Crisi globale, pandemia e blocco. 243 nuove misure negli ultimi anni imposte dall’amministrazione Trump. Quanto deve essere ingombrante, per esempio, per i compiti di pianificazione e proiezione economica sia a livello macro che micro. E quanto sia importante la pianificazione per lo sviluppo della produzione e dei servizi. Tutto questo con le conseguenze che comporta, tra cui la moltiplicazione delle perdite, a causa della maggiore difficoltà di controllo, insomma, perdite in una spirale complessa. E ora cosa ci aggiungeranno? Insicurezza, instabilità? Ricordiamo che il turismo a Cuba ha molti benefici, uno di questi è la sicurezza, la stabilità, che neanche gli eventi dell’11 luglio hanno aiutato.

Concludiamo questa breve esposizione con un estratto da “Espejos” di Eduardo Galeano: Una storia quasi universale” nel suo racconto “Fidel”:

“E non dicono che questa rivoluzione, cresciuta nella punizione, è quello che avrebbe potuto essere e non quello che voleva essere. Né dicono che in larga misura il muro tra il desiderio e la realtà è diventato più alto e più largo grazie al blocco imperiale…..

E non dicono che, nonostante tutte le difficoltà, nonostante le aggressioni dall’esterno e l’arbitrio dall’interno, quest’isola a lungo sofferente ma ostinatamente felice ha creato la società latinoamericana meno ingiusta.

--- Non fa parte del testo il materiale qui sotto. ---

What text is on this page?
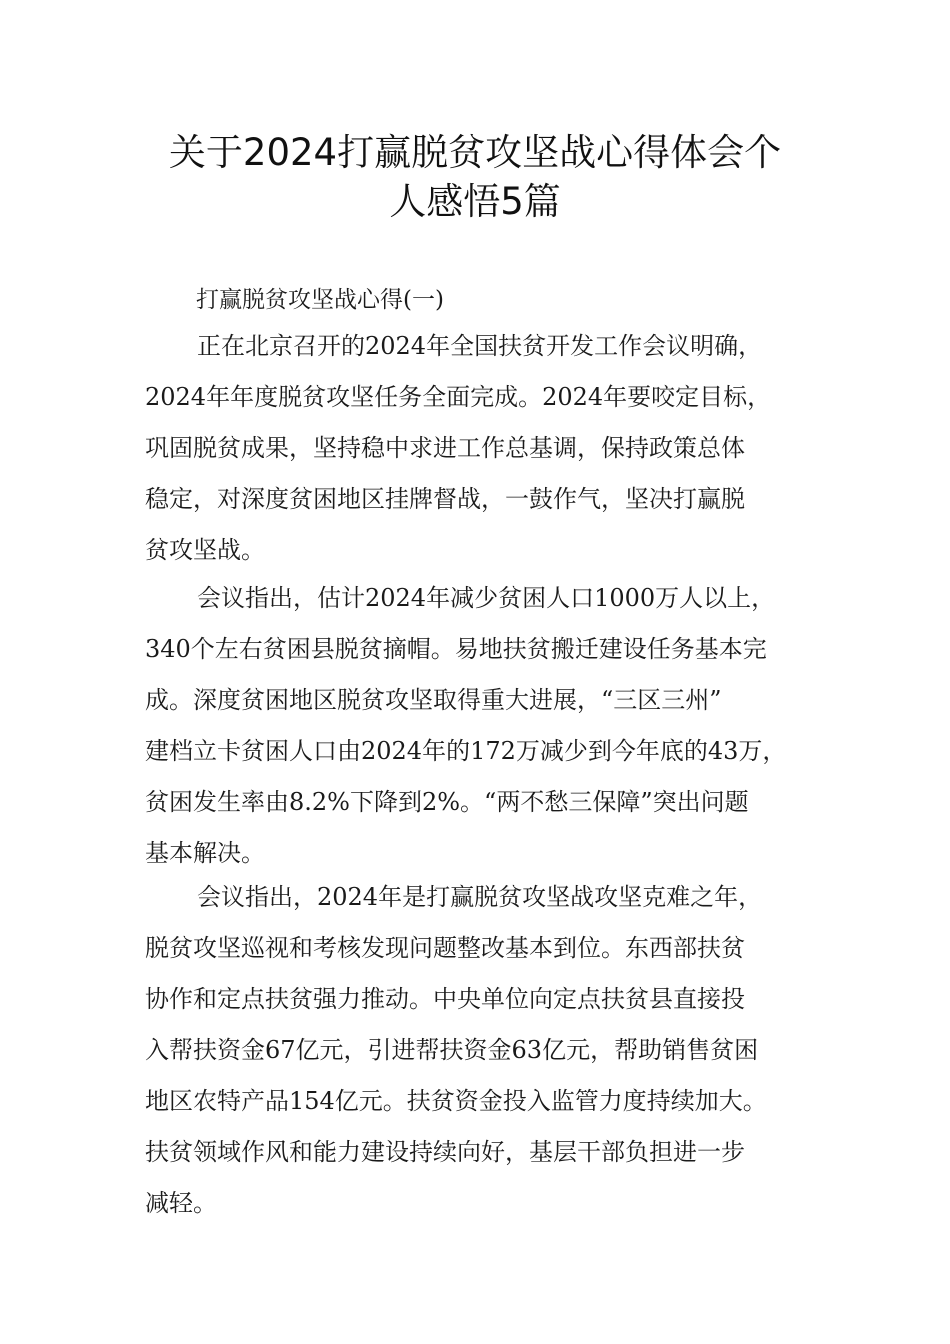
关于2024打赢脱贫攻坚战心得体会个
人感悟5篇

打赢脱贫攻坚战心得(一)

正在北京召开的2024年全国扶贫开发工作会议明确，

2024年年度脱贫攻坚任务全面完成。2024年要咬定目标，

巩固脱贫成果，坚持稳中求进工作总基调，保持政策总体

稳定，对深度贫困地区挂牌督战，一鼓作气，坚决打赢脱

贫攻坚战。

会议指出，估计2024年减少贫困人口1000万人以上，

340个左右贫困县脱贫摘帽。易地扶贫搬迁建设任务基本完

成。深度贫困地区脱贫攻坚取得重大进展，“三区三州”

建档立卡贫困人口由2024年的172万减少到今年底的43万，

贫困发生率由8.2%下降到2%。“两不愁三保障”突出问题

基本解决。

会议指出，2024年是打赢脱贫攻坚战攻坚克难之年，

脱贫攻坚巡视和考核发现问题整改基本到位。东西部扶贫

协作和定点扶贫强力推动。中央单位向定点扶贫县直接投

入帮扶资金67亿元，引进帮扶资金63亿元，帮助销售贫困

地区农特产品154亿元。扶贫资金投入监管力度持续加大。

扶贫领域作风和能力建设持续向好，基层干部负担进一步

减轻。
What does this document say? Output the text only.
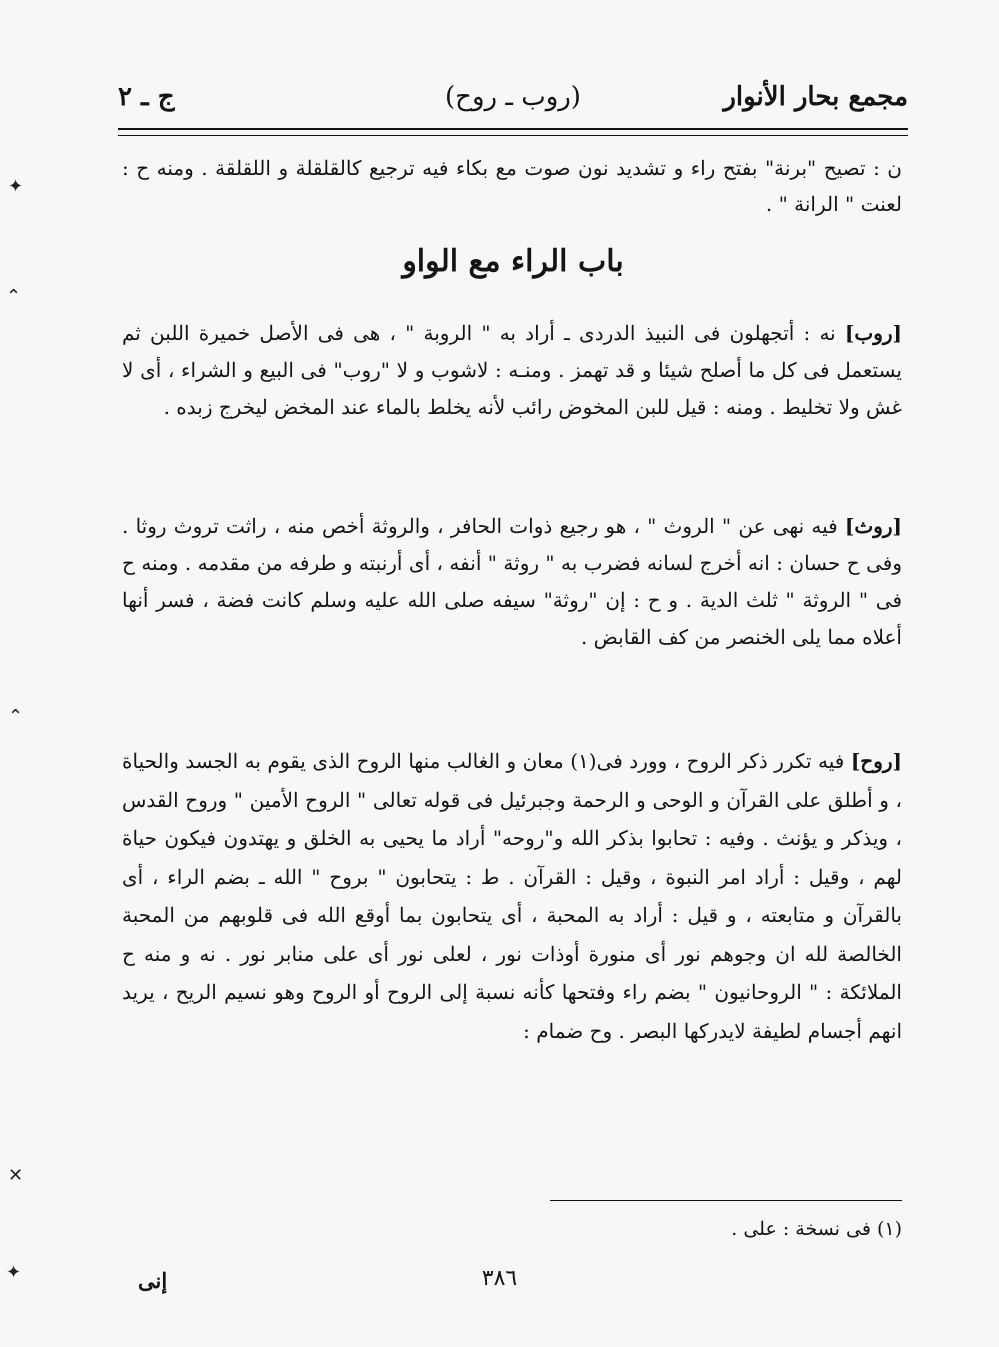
مجمع بحار الأنوار
(روب ـ روح)
ج ـ ٢

ن : تصيح "برنة" بفتح راء و تشديد نون صوت مع بكاء فيه ترجيع كالقلقلة و اللقلقة . ومنه ح : لعنت " الرانة " .

باب الراء مع الواو

[روب] نه : أتجهلون فى النبيذ الدردى ـ أراد به " الروبة " ، هى فى الأصل خميرة اللبن ثم يستعمل فى كل ما أصلح شيئا و قد تهمز . ومنـه : لاشوب و لا "روب" فى البيع و الشراء ، أى لا غش ولا تخليط . ومنه : قيل للبن المخوض رائب لأنه يخلط بالماء عند المخض ليخرج زبده .

[روث] فيه نهى عن " الروث " ، هو رجيع ذوات الحافر ، والروثة أخص منه ، راثت تروث روثا . وفى ح حسان : انه أخرج لسانه فضرب به " روثة " أنفه ، أى أرنبته و طرفه من مقدمه . ومنه ح فى " الروثة " ثلث الدية . و ح : إن "روثة" سيفه صلى الله عليه وسلم كانت فضة ، فسر أنها أعلاه مما يلى الخنصر من كف القابض .

[روح] فيه تكرر ذكر الروح ، وورد فى(١) معان و الغالب منها الروح الذى يقوم به الجسد والحياة ، و أطلق على القرآن و الوحى و الرحمة وجبرئيل فى قوله تعالى " الروح الأمين " وروح القدس ، ويذكر و يؤنث . وفيه : تحابوا بذكر الله و"روحه" أراد ما يحيى به الخلق و يهتدون فيكون حياة لهم ، وقيل : أراد امر النبوة ، وقيل : القرآن . ط : يتحابون " بروح " الله ـ بضم الراء ، أى بالقرآن و متابعته ، و قيل : أراد به المحبة ، أى يتحابون بما أوقع الله فى قلوبهم من المحبة الخالصة لله ان وجوهم نور أى منورة أوذات نور ، لعلى نور أى على منابر نور . نه و منه ح الملائكة : " الروحانيون " بضم راء وفتحها كأنه نسبة إلى الروح أو الروح وهو نسيم الريح ، يريد انهم أجسام لطيفة لايدركها البصر . وح ضمام :

(١) فى نسخة : على .
٣٨٦
إنى
✦
⌃
⌃
✕
✦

E i suoi nemici non dicono che questa impresa fu l’opera del sacrificio del suo popolo, ma fu anche l’opera della volontà ostinata e del senso dell’onore all’antica di questo signore che ha sempre combattuto per i perdenti, come quel suo famoso collega nei campi di Castiglia” 1.

Fonte: www.mateamargo.org.uy

1 Galeano, E. “Fidel” en “Espejos: Una historia casi universal”, Ed. Casa de las Américas, pág. 387/388, la Habana.